CrossFit was originally created to make real life easier.  CrossFit trains Functional movement.  A few of the characteristics of functional movement include natural to the way the human body is designed to move, safe, multi-joint, core to extremity, and it is movement that has a direct relationship to something we do in real life.  Functional movements like running, deadlifts, and squats make picking up laundry, moving furniture, or chasing after your kids easier and more enjoyable.

Contrary to popular belief, CrossFit was not created to be a lifting program.  During the Level 1 CrossFit training seminar, new coaches are taught the hierarchy of fitness as prescribed by CrossFit.  It is designed like a triangle.  

What is interesting is that Nutrition is the most important factor to increasing your work capacity across broad times and modal domains.  This is followed by Metabolic Conditioning (commonly known as “MetCons”), then Gymnastics, and only then should an emphasis be placed on weightlifting.  The logic behind this hierarchy assumes that you want to CrossFit for a long time.  If that is true, then this hierarchy makes sense.  If you look at sports like power lifting, you see examples of how an emphasis on heavy weightlifting can break down our bodies over time.  You will see power lifters retiring in their 30’s because of bad knees, bad hips, and bad backs.  While in the short term it’s sexy to say you can back squat X amount of weight or bench press X amount, 10 years from now, those numbers aren’t going to matter.  What will matter is what kind of quality of life you have.  

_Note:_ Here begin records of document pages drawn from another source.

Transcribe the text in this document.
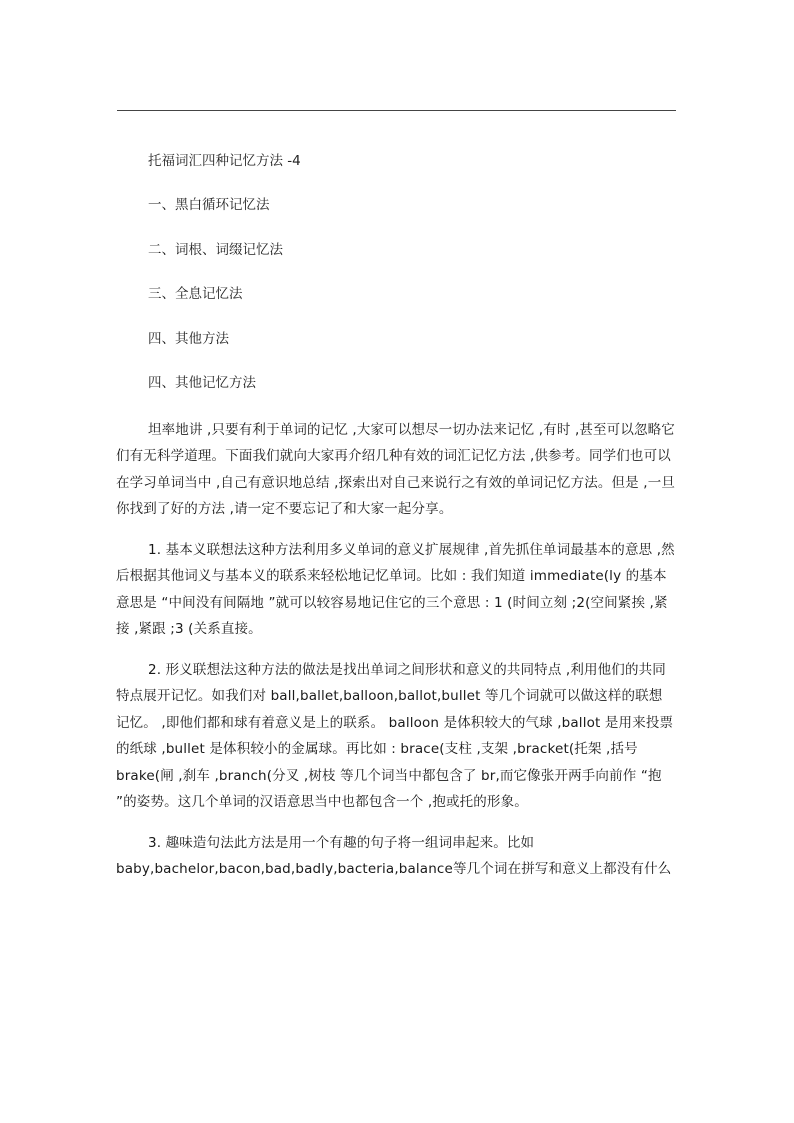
托福词汇四种记忆方法 -4
一、黑白循环记忆法
二、词根、词缀记忆法
三、全息记忆法
四、其他方法
四、其他记忆方法

坦率地讲 ,只要有利于单词的记忆 ,大家可以想尽一切办法来记忆 ,有时 ,甚至可以忽略它们有无科学道理。下面我们就向大家再介绍几种有效的词汇记忆方法 ,供参考。同学们也可以在学习单词当中 ,自己有意识地总结 ,探索出对自己来说行之有效的单词记忆方法。但是 ,一旦你找到了好的方法 ,请一定不要忘记了和大家一起分享。

1. 基本义联想法这种方法利用多义单词的意义扩展规律 ,首先抓住单词最基本的意思 ,然后根据其他词义与基本义的联系来轻松地记忆单词。比如 : 我们知道 immediate(ly 的基本意思是 “中间没有间隔地 ”就可以较容易地记住它的三个意思 : 1 (时间立刻 ;2(空间紧挨 ,紧接 ,紧跟 ;3 (关系直接。

2. 形义联想法这种方法的做法是找出单词之间形状和意义的共同特点 ,利用他们的共同特点展开记忆。如我们对 ball,ballet,balloon,ballot,bullet 等几个词就可以做这样的联想记忆。 ,即他们都和球有着意义是上的联系。 balloon 是体积较大的气球 ,ballot 是用来投票的纸球 ,bullet 是体积较小的金属球。再比如 : brace(支柱 ,支架 ,bracket(托架 ,括号 brake(闸 ,刹车 ,branch(分叉 ,树枝 等几个词当中都包含了 br,而它像张开两手向前作 “抱 ”的姿势。这几个单词的汉语意思当中也都包含一个 ,抱或托的形象。

3. 趣味造句法此方法是用一个有趣的句子将一组词串起来。比如 baby,bachelor,bacon,bad,badly,bacteria,balance等几个词在拼写和意义上都没有什么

Everyday CrossFitters should be training with long term 5-8 year goals along with short term measurable goals.  Some say 10 year goals.  However, what has happened in CrossFit is a flipping of the triangle.  CrossFit Affiliates latched onto strength biased programming in an effort to sell a product.  Strength biased programming is simply functional fitness programming that gives preferential treatment to strength development over metabolic conditioning.  It is really easy to sell someone on adding 10 lbs to a squat clean.  It is much harder to sell someone on adding 10 reps to unassisted pullups or shedding 10 seconds off of a WOD.  Unfortunately, while CrossFit HQ has known the dangers of strength biased programming for a long time.  Affiliates who truly care about their members are only recently starting to see and accept the long term effects.  Thankfully, there is a shift developing in Affiliate programming back to a more traditional CrossFit class:  Warm up, review proper movement, hit a WOD hard, and practice/mobility.  The emphasis is placed more on the metabolic conditioning and less on the number on the bar.  If CrossFit is going to continue to separate itself from the growing functional fitness market, we think this is a very important step.  

At the end of the day, chances are you started CrossFit to improve your fitness for the rest of your life.  So, we as Affiliates need to make sure we are . . . Forging Elite Fitness For Life.